The bright stars of the Trapezium illuminate the gas and dust of the nebula, as seen in many popular astronomy pictures.

It is a chaotic place, the Trapezium. Huge stars are born and die rapidly, zapping the region with intense radiation, tossing their weight around and gravitationally booting smaller stars to kingdom come. No one ever thought it would be much of a place to conceive planets.

Least of all John Bally, a star-formation expert at the University of Colorado. Some of the foundation for Boss' theory is based on work done by Bally and his colleagues, Dave Hollenbach at NASA's Ames Research Center and Doug Johnstone, now with the Hertzberg Institute for Astrophysics in British Columbia.

"The gas giant planets must either form fast -- by a process such as Boss's gravitational disk instability -- or such planets will turn out to be relatively rare," Bally told SPACE.com.

Importantly, Bally has shown that up to 90 percent of all stars are born in Orion-like environments. If our Sun was not created in Orion, then it is exceptional for having a birthplace in the sort of calmer location where only 10 percent of stars come from. And if giant planet formation is difficult in Orion, then solar systems like ours will be rare.

Our Sun, Bally says, could certainly have been among the stars booted out of Orion. This scattering process was detailed recently by other researchers, though there is little hope of determining our birthplace any time soon, they say.

While Bally and others have viewed Orion as a hostile place, Alan Boss uses the Orion radiation to his advantage.

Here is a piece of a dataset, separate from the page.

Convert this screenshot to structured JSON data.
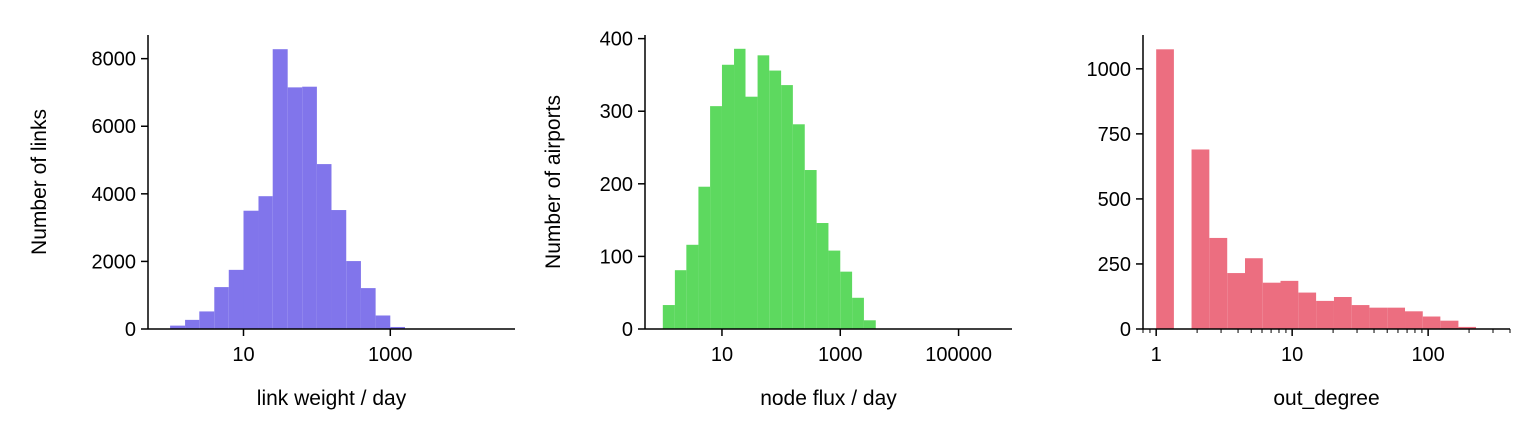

Like all planet-formation theorists, Boss wondered why Jupiter and Saturn are mostly gas while Neptune and Uranus have more of their mass tied up in rock and ice. If the solar system began its existence in Orion, he figured radiation could have stripped the gas from the outer planets as they developed, leaving behind the ice and rock that had served as the core of the protoplanet.

In fact, Boss says, the problem for the disk instability mechanism would not be a lack of time to form a planet, as Bally has suggested, but rather having enough time for the UV radiation to then strip most of the gas from the outer planets.

If Boss is right, the standard model will undergo a radical change. However, he cautions that the new approach is by no means definitive, and observational tests cannot be readily envisioned.

"If people accept this wild and new idea, then it would be a paradigm shift," Boss said. "But the majority of scientists aren't aware of it, and those that are have reservations."

One of them is Harold Levison of the Southwest Research Institute in Boulder, Colorado.

"The thing we've learned in the last couple years is that the standard model cannot work," Levison said. "I applaud Alan for trying to think in a new direction. I happen to think it's not right. But it's ideas like this that the science needs to evolve to the right answer."